Please take 5 minutes to do the survey: https://fiu.qualtrics.com/jfe/form/SV_0MQVB76tXYzHxem


Totally anonymous, for those who want your coffee habits to remain a national secret.

Wednesday, March 18, 2026

Learning the Law

Two unrelated items, that should help you become good lawyers.

First, for all your shopping needs.

Second, the latest entry in "Do Not Be This Lawyer."

For Wednesday, March 25

Wednesday audio--Section B, Section A. Prelim Exam posted; due at the beginning of class next Wednesday. Essay # 5 will post on Thursday, March 26. Essay # 6 likely will post on Friday, March 27. Enjoy your two days off.

We will finish Summary Judgment. Look closely at problems 3-6 in that Glannon chapter; they are helpful in understanding how this operates.

Consider the following

    The African American non-attorney sues for race-based failure-to-hire. There is evidence that they did not hire him because of his race and because he is not an attorney. Under the substantive law of mixed motive" cases, the plaintiff bears the initial burden of producing evidence that race played a role in the decision; the burden of production shifts to the defendant to show it would have made the same decision without considering race. The plaintiff bears the burden of persuasion that race was a but-for cause of his non-hiring.

    Discuss how each side could move for summary judgment, what evidence they must or would offer as to each of those facts (considering FRCP 56(c)(1)(A) and (B).

To put things in context: The end of summary judgment marks the end of the pretrial process. The next step is trial (which we cover in Evidence next semester) or settlement. We now shift the focus of the class to forum selection. We discussed FRCP 12(b)(1)-(3) and the fact that motions can be made to challenge where the case was filed; we now are going to put substance into those motions and explore the law that determines where a lawsuit can be filed and why.

We begin with Subject Matter Jurisdiction. For Wednesday and Thursday, prep Overview and Diversity Jurisdiction. In preparation, review our discussion from the first couple days of the semester, when we gave a basic overview of jurisdiction, especially the distinction between original and appellate and between exclusive and concurrent.

Preliminary Exam

Instructions. Preliminary Exam.

Type answers (by letter) on a sheet of paper, which will be submitted in class on Wednesday, March 25.

Tuesday, March 17, 2026

Summary judgment and video after Scott

In discussing Scott v. Harris, we mentioned that the Court presumed the video had one obvious meaning and showed one obvious thing, not open to interpretation (which would be the province of the jury).

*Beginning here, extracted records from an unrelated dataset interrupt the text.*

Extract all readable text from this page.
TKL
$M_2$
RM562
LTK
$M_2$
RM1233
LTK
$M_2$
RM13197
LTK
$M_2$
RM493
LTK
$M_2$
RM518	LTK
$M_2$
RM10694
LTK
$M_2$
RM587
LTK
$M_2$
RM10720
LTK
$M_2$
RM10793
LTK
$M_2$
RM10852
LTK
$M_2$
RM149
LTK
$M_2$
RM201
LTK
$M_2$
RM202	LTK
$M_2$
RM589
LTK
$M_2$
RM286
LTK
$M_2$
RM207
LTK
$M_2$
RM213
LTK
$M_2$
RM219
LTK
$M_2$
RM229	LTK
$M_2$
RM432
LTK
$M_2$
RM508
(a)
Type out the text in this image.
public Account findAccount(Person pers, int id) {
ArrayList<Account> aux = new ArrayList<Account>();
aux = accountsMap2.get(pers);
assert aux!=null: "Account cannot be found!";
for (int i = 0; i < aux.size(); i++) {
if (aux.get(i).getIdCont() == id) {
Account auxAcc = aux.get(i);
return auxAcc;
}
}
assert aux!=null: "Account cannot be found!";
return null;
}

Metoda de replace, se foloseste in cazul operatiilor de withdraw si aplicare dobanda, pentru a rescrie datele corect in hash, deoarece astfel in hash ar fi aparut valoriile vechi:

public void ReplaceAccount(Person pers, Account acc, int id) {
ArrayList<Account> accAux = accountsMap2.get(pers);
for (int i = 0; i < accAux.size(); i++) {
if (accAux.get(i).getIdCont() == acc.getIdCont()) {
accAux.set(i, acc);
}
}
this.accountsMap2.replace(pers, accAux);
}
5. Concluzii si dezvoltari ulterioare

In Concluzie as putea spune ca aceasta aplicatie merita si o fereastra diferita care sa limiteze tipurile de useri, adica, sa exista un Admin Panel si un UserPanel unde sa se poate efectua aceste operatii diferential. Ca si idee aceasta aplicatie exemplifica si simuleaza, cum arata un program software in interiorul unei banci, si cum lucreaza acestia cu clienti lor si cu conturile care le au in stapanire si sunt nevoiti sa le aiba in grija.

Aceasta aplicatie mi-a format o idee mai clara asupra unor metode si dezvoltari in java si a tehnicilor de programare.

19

Obviously that could expand summary judgment if taken too far.

This Seventh Circuit decision shows how lower courts have attempted to limit that effect, by describing Scott as a "narrow exception" for the "rare case" in which a video is subject to no competing interpretations so as to warrant summary judgment. The court makes clear that a summary judgment court cannot in all cases do an independent assessment of the video and thus preclude summary judgment.

Of course, the Seventh Circuit then found this to be that rare case and granted summary judgment for the defendant.